Bagi mesin politik partai, menjaring dukungan bukan persoalan mudah. Apalagi, menyatukan kekuatan politik dalam sebuah persekutuan. Berdasarkan survei yang menelusuri loyalitas pemilih menjelang Pemilu 2009, hampir seluruh parpol memiliki pola dukungan yang rentan.

Kondisi ini terlihat dari berubahnya pilihan massa parpol pada Pemilu 1999 dan 2004. Kebimbangan semacam ini diperkirakan terjadi pada Pemilu 2009. Setiap lima orang dari 10 pemilih memiliki pilihan berbeda dengan Pemilu 2004.

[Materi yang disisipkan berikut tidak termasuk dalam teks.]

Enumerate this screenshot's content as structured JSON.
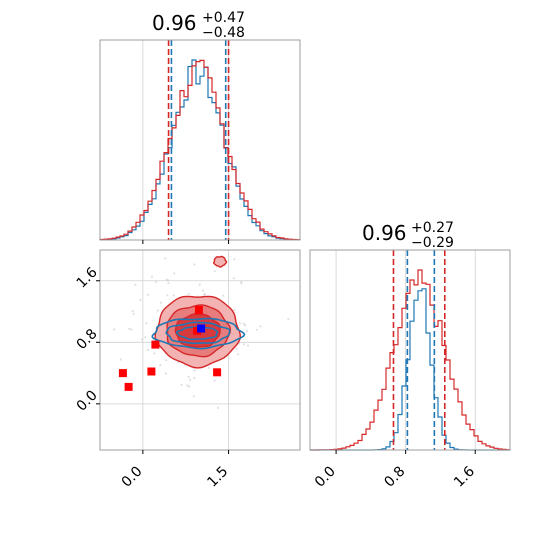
{
  "chart_data": {
    "type": "corner",
    "colors": {
      "series_a": "#1f77b4",
      "series_b": "#d62728",
      "marker_blue": "#0000ff",
      "marker_red": "#ff0000"
    },
    "panels": [
      {
        "id": "hist-x",
        "type": "histogram",
        "title": {
          "value": "0.96",
          "upper": "+0.47",
          "lower": "−0.48"
        },
        "xlim": [
          -0.75,
          2.75
        ],
        "quantile_lines": {
          "series_a": [
            0.5,
            1.45
          ],
          "series_b": [
            0.45,
            1.5
          ]
        },
        "grid_x": [
          0.0,
          1.5
        ],
        "series": [
          {
            "name": "",
            "color": "#1f77b4",
            "center": 0.96,
            "sigma": 0.47,
            "jitter": 0.0
          },
          {
            "name": "",
            "color": "#d62728",
            "center": 0.96,
            "sigma": 0.49,
            "jitter": 0.5
          }
        ]
      },
      {
        "id": "joint",
        "type": "contour",
        "xlim": [
          -0.75,
          2.75
        ],
        "ylim": [
          -0.6,
          2.0
        ],
        "xticks": [
          "0.0",
          "1.5"
        ],
        "xtick_values": [
          0.0,
          1.5
        ],
        "yticks": [
          "0.0",
          "0.8",
          "1.6"
        ],
        "ytick_values": [
          0.0,
          0.8,
          1.6
        ],
        "red_markers": [
          {
            "x": -0.35,
            "y": 0.4
          },
          {
            "x": -0.25,
            "y": 0.22
          },
          {
            "x": 0.15,
            "y": 0.42
          },
          {
            "x": 0.22,
            "y": 0.77
          },
          {
            "x": 0.95,
            "y": 0.95
          },
          {
            "x": 0.98,
            "y": 1.22
          },
          {
            "x": 1.3,
            "y": 0.41
          }
        ],
        "blue_marker": {
          "x": 1.02,
          "y": 0.98
        },
        "red_contours": {
          "center": [
            0.96,
            0.95
          ],
          "radii": [
            [
              1.45,
              0.92
            ],
            [
              1.1,
              0.66
            ],
            [
              0.78,
              0.43
            ]
          ]
        },
        "blue_contours": {
          "center": [
            0.96,
            0.92
          ],
          "radii": [
            [
              1.55,
              0.38
            ],
            [
              1.1,
              0.27
            ],
            [
              0.7,
              0.16
            ]
          ]
        }
      },
      {
        "id": "hist-y",
        "type": "histogram",
        "title": {
          "value": "0.96",
          "upper": "+0.27",
          "lower": "−0.29"
        },
        "xlim": [
          -0.3,
          2.0
        ],
        "xticks": [
          "0.0",
          "0.8",
          "1.6"
        ],
        "xtick_values": [
          0.0,
          0.8,
          1.6
        ],
        "quantile_lines": {
          "series_a": [
            0.82,
            1.13
          ],
          "series_b": [
            0.66,
            1.25
          ]
        },
        "grid_x": [
          0.0,
          0.8,
          1.6
        ],
        "series": [
          {
            "name": "",
            "color": "#1f77b4",
            "center": 0.96,
            "sigma": 0.13,
            "jitter": 0.0
          },
          {
            "name": "",
            "color": "#d62728",
            "center": 0.96,
            "sigma": 0.29,
            "jitter": 0.5
          }
        ]
      }
    ]
  }
}
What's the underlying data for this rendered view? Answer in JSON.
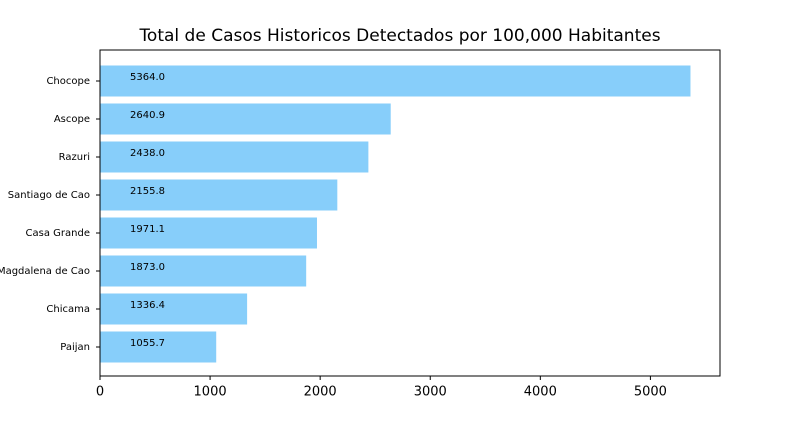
{
  "chart_data": {
    "type": "barh",
    "title": "Total de Casos Historicos Detectados por 100,000 Habitantes",
    "categories": [
      "Chocope",
      "Ascope",
      "Razuri",
      "Santiago de Cao",
      "Casa Grande",
      "Magdalena de Cao",
      "Chicama",
      "Paijan"
    ],
    "values": [
      5364.0,
      2640.9,
      2438.0,
      2155.8,
      1971.1,
      1873.0,
      1336.4,
      1055.7
    ],
    "value_labels": [
      "5364.0",
      "2640.9",
      "2438.0",
      "2155.8",
      "1971.1",
      "1873.0",
      "1336.4",
      "1055.7"
    ],
    "color": "#87cefa",
    "xlim": [
      0,
      5632.2
    ],
    "xticks": [
      0,
      1000,
      2000,
      3000,
      4000,
      5000
    ],
    "grid": false
  }
}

Hanya ada segelintir partai yang mampu mempertahankan basis pendukung. Terdapat tiga partai dengan tingkat loyalitas di atas 60 persen, yakni PKS (76,7 persen), PDI-P (67,5 persen), dan Partai Golkar (63,4 persen). Bahkan, Demokrat yang diprediksi berada di posisi teratas pun terancam ditinggalkan sejumlah pendukungnya. Tingkat loyalitas pendukung Demokrat diperkirakan sekisar 59 persen. Namun, di sisi lain, rendahnya loyalitas pemilih justru memuluskan jalan koalisi di tingkat akar rumput.

Berdasarkan survei, Demokrat merupakan partai yang berpeluang menggalang koalisi akar rumput paling besar dibandingkan partai papan atas lainnya. Partai ini mendapatkan paling banyak simpati dari pendukung partai lainnya. Setiap 10 pendukung partai lain, tiga di antaranya mengharapkan Demokrat memenangi Pemilu 2009. Kemungkinan besar, figur Presiden Susilo Bambang Yudhoyono mendongkrak dukungan bagi Demokrat.

Berdasarkan survei, Demokrat, PKS, dan PAN memiliki pola dukungan dengan karakteristik yang mirip, yakni berbasis masyarakat perkotaan dengan pendidikan menengah-tinggi. Pengaruh citra partai pun cukup kuat untuk merangkul pemilih berlatar belakang profesi dominan, seperti PNS, pengusaha, dan pegawai swasta.

Melihat kesamaan kultural itu, tidak salah jika menjelang pilpres 2009 Demokrat berupaya membangun ”jembatan emas” dengan menggandeng PKS dan PAN. Kemungkinan, upaya elite membangun koalisi ini berjalan mulus di tingkat bawah. Terlebih, PKS merupakan partai kader yang sejauh ini mampu secara efektif menggiring pendukungnya mengikuti setiap keputusan partai.

Kongsi Demokrat dan partai Islam modern pernah mendulang sukses dalam sejumlah pilkada. Salah satunya, di Provinsi Bangka Belitung pada 22 Februari 2007 ketika koalisi Demokrat, PBB, PKS, dan PAN sukses memenangkan Eko Maulana Ali-Syamsuddin Basari. Pilkada ini mendapatkan respons cukup besar dari masyarakat dengan tingkat partisipasi 71,7 persen.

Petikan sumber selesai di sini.